The final day of the Yorkshire book signing tour was incident-packed, but before we came close to having collars felt, to the shoplifting incident or to the electronic capture of the missing books, we found we were still in a mystery race with the book distributors.
The race is who gets to the store first: us or the books? The mystery is why they seem so keen for us to win.
It's been touch and go with half a dozen of the venues, but we've now started to hit the individual shops' best-seller lists, which makes the bumpy ride worthwhile both for us and for the store managers who have pulled out all the stops to make the events successful. Especially Adam in Hull, Prospect Centre. We'd sold out of Like False Money and had a customer wanting a set of all three books. Adam's gizmo told him there were another two copies in the shop and, despite it being the busiest day of the year - not helped by a serious shoplifting incident - he hunted them down. They were in the crime section, not in the shoplifters' pockets.

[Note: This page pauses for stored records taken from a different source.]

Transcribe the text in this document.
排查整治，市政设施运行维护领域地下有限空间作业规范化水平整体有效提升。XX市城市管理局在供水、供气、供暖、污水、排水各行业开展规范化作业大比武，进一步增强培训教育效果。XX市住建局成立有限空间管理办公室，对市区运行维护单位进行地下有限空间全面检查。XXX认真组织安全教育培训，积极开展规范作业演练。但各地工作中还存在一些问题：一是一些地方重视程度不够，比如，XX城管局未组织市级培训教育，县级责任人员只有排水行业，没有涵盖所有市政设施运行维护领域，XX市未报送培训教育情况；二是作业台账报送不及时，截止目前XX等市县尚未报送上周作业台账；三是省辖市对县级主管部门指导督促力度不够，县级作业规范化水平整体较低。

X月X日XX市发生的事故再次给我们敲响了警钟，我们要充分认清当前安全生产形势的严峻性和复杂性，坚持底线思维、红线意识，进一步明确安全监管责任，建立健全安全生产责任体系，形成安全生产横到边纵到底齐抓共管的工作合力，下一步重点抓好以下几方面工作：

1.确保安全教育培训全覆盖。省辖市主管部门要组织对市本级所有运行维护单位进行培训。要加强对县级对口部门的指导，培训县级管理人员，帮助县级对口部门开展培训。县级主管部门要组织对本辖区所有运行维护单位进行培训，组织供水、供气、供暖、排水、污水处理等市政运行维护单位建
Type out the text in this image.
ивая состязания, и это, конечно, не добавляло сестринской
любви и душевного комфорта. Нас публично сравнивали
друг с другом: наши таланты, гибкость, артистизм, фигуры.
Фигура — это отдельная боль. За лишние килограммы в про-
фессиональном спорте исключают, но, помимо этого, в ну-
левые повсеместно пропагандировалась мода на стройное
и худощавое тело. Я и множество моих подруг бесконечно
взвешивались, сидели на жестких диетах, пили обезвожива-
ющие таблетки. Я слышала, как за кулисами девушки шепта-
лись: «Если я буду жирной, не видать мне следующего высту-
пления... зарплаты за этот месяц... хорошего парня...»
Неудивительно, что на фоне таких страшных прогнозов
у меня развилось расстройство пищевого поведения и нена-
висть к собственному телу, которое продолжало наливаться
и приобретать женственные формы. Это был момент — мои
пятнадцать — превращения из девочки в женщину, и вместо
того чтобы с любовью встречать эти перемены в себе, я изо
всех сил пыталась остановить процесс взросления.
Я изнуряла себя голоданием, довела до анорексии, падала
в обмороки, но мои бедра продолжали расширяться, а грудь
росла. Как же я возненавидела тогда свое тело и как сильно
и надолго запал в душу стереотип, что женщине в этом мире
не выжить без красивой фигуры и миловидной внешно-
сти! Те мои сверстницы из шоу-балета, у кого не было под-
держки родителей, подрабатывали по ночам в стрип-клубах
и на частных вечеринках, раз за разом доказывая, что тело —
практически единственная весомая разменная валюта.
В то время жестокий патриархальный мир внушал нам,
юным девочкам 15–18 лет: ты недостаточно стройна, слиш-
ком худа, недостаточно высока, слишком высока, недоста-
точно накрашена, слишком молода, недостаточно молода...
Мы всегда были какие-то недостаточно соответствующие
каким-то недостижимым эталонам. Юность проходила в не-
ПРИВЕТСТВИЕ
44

The other final Saturday pre-Christmas venue was WHS, Kingswood, tucked cosily into the Kingswood retail park. It's the smallest of the shops I've been to. Would it attract in the buyers of crime fiction? For the first 30 seconds, I wasn't sure, then Seaside Radio arrived in the person of broadcaster, Paula Coomber, and a steady stream of shoppers followed, most of them happy to stop and chat and many to buy books. Before our allotted time was up, there were just four books left - and no Like False Moneys. This time, there were none lurking in hidden corners, but Agent raced off and scrounged a few from another branch.
Frustrating though it is to have no books left when there are still readers wanting to buy them, it's an amazing feeling to see an empty table where there had been a stack of books.
In all, that's eight venues since publication mid November and we ended where we started, back in WHS Prospect Centre, Hull. It wasn't in the original plan to return to any of the venues, but we were delighted the books were selling well enough that they wanted us back. But maybe those shoplifters took advantage, knowing the law would be diverted because the cop always collars the crime writer.